# Isoperimetric problem in the calculus of variations

I'm trying to solve the following isoperimetric problem:

A plane curve has length $l$ and end points at $(0, 0)$ and $(a, 0)$ on the positive $x$ axis. Show that the area $A$ under this curve is given by $$A = \int_0^l y\sqrt{1 - y'^2}ds,$$ where $y' = dy/ds$. Find the function $y(s)$ and the value of $a$ which maximises $A$ and in turn determine that the curve in the $x - y$ plane is a semicircle.

I have managed to show that the area is given by the above integral by writing $A = \int_0^a ydx$ and using the fact that $ds^2 = dx^2 + dy^2$. Using the Euler-Lagrange equation, I found that the function $y(s)$ is given by $$y(s) = c\mathrm{sin}\left(\frac{s}{c} + k\right),$$ where $c$ and $k$ are constants.
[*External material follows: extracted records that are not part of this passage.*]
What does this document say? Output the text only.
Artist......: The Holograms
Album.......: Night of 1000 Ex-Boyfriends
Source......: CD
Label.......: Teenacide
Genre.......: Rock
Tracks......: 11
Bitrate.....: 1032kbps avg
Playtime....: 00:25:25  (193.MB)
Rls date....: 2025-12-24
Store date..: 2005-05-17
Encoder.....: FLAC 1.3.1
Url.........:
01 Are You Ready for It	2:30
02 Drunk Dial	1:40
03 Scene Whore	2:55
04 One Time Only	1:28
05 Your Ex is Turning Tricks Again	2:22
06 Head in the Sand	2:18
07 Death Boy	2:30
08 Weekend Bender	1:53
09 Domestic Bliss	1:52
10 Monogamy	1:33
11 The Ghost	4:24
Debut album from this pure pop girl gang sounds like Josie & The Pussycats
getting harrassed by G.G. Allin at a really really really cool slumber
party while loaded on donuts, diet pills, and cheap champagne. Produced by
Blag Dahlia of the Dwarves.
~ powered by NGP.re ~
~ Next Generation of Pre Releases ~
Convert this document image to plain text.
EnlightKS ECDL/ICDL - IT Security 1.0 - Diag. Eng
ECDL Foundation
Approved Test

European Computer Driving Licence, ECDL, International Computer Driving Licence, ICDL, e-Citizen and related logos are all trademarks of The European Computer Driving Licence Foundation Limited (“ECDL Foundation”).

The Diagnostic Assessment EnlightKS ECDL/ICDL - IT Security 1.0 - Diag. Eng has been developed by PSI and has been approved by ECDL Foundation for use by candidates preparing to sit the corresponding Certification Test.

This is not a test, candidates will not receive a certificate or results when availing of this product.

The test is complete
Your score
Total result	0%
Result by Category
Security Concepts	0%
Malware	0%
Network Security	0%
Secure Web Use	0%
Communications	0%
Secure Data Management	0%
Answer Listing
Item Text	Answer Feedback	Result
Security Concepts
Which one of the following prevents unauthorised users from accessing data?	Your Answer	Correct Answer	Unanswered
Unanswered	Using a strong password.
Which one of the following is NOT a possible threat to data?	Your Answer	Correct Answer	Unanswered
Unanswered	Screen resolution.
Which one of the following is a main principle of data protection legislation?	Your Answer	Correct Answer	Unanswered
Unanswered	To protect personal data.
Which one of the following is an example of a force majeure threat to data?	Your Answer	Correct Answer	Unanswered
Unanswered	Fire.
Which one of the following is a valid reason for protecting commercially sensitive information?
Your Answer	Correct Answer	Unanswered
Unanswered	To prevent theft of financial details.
Then applying the conditions $y(0) = 0$ and $y(l) = 0$, I get $k = 0$ and $c = \frac{l}{\pi}$, so that $$y(s) = \frac{l}{\pi}\mathrm{sin}\left(\frac{s\pi}{l}\right)$$

This looks ok so far, but now I'm not sure how to find "the value of $a$ which maximises $A$", and I also don't know how to show that the function $y(s)$ gives a semicircle in the $x -y$ plane. Substituting $y(s)$ into $A$ and evaluating, I get $A = \frac{l^2}{2\pi}$, which is what would be expected for a semi-circle, but I don't think that this helps. Am I supposed to use the fact that $l = \int_0^a \sqrt{1 + y'^2}dx$ or something? I think I must be missing something obvious here.

You know that $$\left(\frac{dx}{ds}\right)^2 + \left(\frac{dy}{ds}\right)^2 = 1$$ and you can easily calculate $y'(s)$.
Does that suggest a way of finding $x(s)$? It should be clear enough after that.